Saturday, May 22, 2010

Abortion and Double Effect

The case of the abortion performed in a Catholic hospital in Arizona and approved by a nun there--see my post below for May 18--may be more complex than I at first thought. The principle of double effect invoked in this case distinguishes between acts performed as directly intended means to another effect (e.g., killing one innocent human being in order to save the life of another) on one hand and, on the other, acts to achieve another outcome that have a foreseen but unintended effect (e.g., e.g., treating cancer in a pregnant woman with the foreseen but unintended effect of killing her unborn child). In one case, the fetus (let's say) is deliberately killed in order to save the mother. In the other, the aim is to treat the cancer, not to kill the fetus, even though that is an unintended side effect of the cancer treatment. The latter is allowable according to Church teaching and orthodox Catholic moral theologians, the former not because it violates the exceptionless norm of not intentionally killing an innocent human being.

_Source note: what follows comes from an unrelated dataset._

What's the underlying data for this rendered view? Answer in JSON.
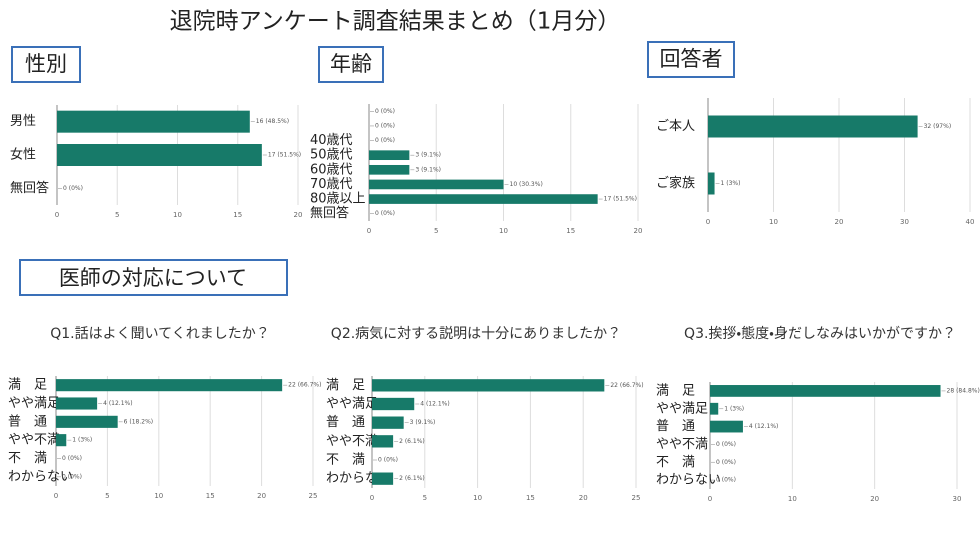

The questions and complications involved in this apparently simple distinction are many and considerable. There is a very interesting discussion of this in the context of the Arizona case at

Both the article by philosopher and theologian Michael Liccione and the rich discussion in the Comments section below bring out some of those questions and complexities.

See also the article by Elizabeth Anscombe published originally in 1967 in a magazine I founded and edited back in the day, (The Oxford Review 5, 1967, pp.16-17), "Who Is Wronged: Philippa Foot on Double Effect: One Point." It is republished in the collection of her essays on Human Life, Action and Ethics edited by Mary Geach and Luke Gormally.